Peña Nieto has stated that he would support a withdrawal of military forces from areas that have been hit hard by the war on drugs; however, the terms and conditions have not been spelled out in any detail. He has spoken of the need to maintain “order,” but has suggested that the hard-line approach taken by Calderon has actually destabilized the nation.

This has led his opponents to suggest that he will let the state retreat, and allow for de facto control of certain plazas by the cartels. That said, in response to accusations made by president Calderon that the PRI might negotiate with the cartels in order to keep the peace, Peña Nieto and other PRI party officials have clearly stated that they will not engage in any dialogue with criminal organizations.

Mr. Calderon, however, is not alone in his concern. American officials are believed to have stated in private that the PRI, which ruled Mexico for 71 years until losing to the PAN’s Vicente Fox in 2000, could revert to its old tactic of allowing some cartels to operate with a degree of autonomy, so long as they keep the peace.
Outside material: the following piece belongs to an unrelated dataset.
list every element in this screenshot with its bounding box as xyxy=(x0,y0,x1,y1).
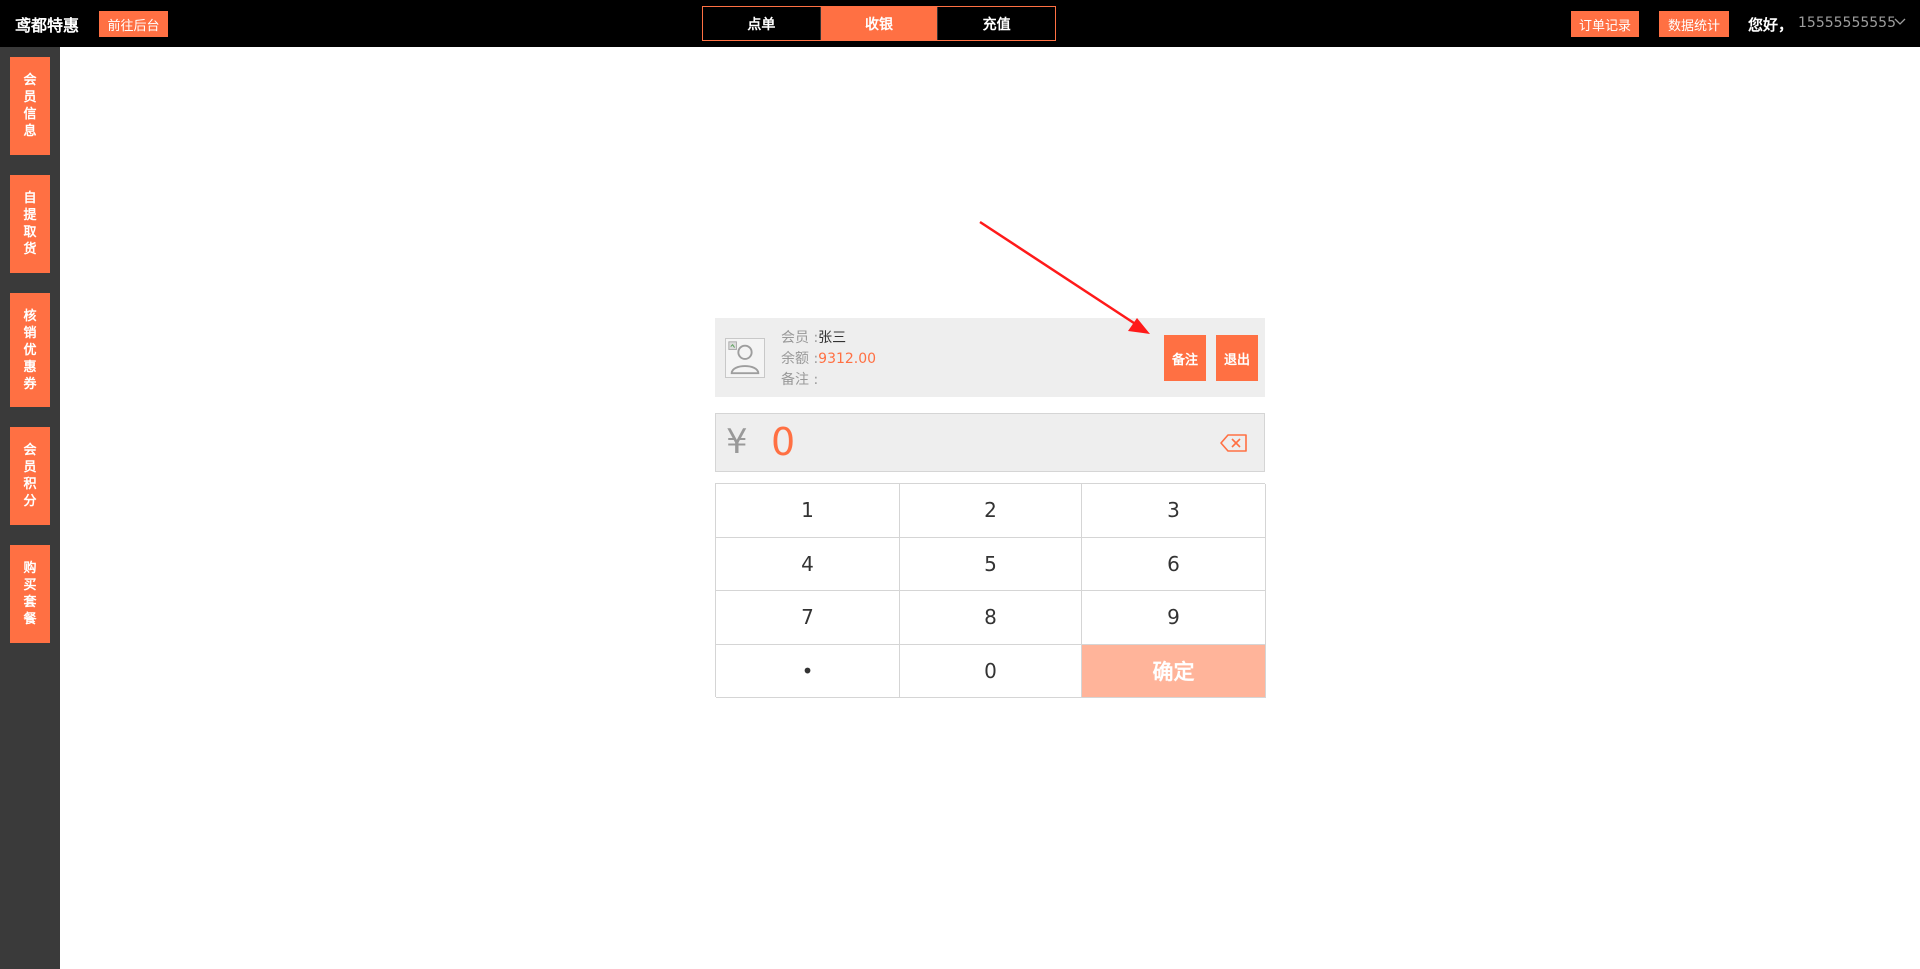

It is unlikely, perhaps even impossible, that any candidate could blatantly support this approach during the presidential campaign, but it may have some electoral appeal to a citizenry weary of the conflict.

Josefina Vazquez Mota (PAN)

Vazquez Mota has promised to continue with Calderon’s highly aggressive, militarized efforts to break the cartels. During the last six years of the Calderon administration the level of engagement with Mexican and US law enforcement has reached unprecedented levels. Under Ms. Vazquez Mota this would continue, with more US aid likely to flow beyond law enforcement and into efforts at strengthening Mexico’s justice system.

Programs that support CIA and drone activity would stay in place, and possibly even expand, though Ms. Vazquez Mota has equivocated with regard to the role of the military in civilian areas. Her “firm hand” includes a proposal for life imprisonment for any politician found to have been corrupted by organized crime.

What It Means

The unpopularity of the war on organized crime, which was initiated by Calderon and has resulted in over 47,000 deaths, will be a major liability for Vázquez Mota, who has promised “no truce” with the cartels. So far, the political benefit has fallen to Peña Nieto, who represents a fresh face and, he would argue, a reformed PRI. Lopez Obrador, who narrowly lost the last election against Calderon, is seen by some as a man who is too sure of himself – he staged six weeks of demonstrations after his presidential defeat which, in the end, reduced his popularity. But he has impressive name recognition, and support from a poor and rural base that, thanks to electoral reforms, now actually gets most of its votes counted.

Whatever the outcome, the United States will work with any of the three leaders. The irony is that Vazquez Mota may lose this election to Peña Nieto as a result of the unpopularity of her predecessor’s security policies, yet it is highly likely that the PRI will continue the same overall course of action. If the PRD were to win, however, we could expect a chilly reception from Washington, and real anxiety that the bilateral efforts that have been made to date would be for naught. This is not to say that Lopez Obrador would capitulate to the drug cartels, but by reducing cooperation with the US, and pulling security forces out of some areas, the result could be an effective ceding of certain plazas to organized crime.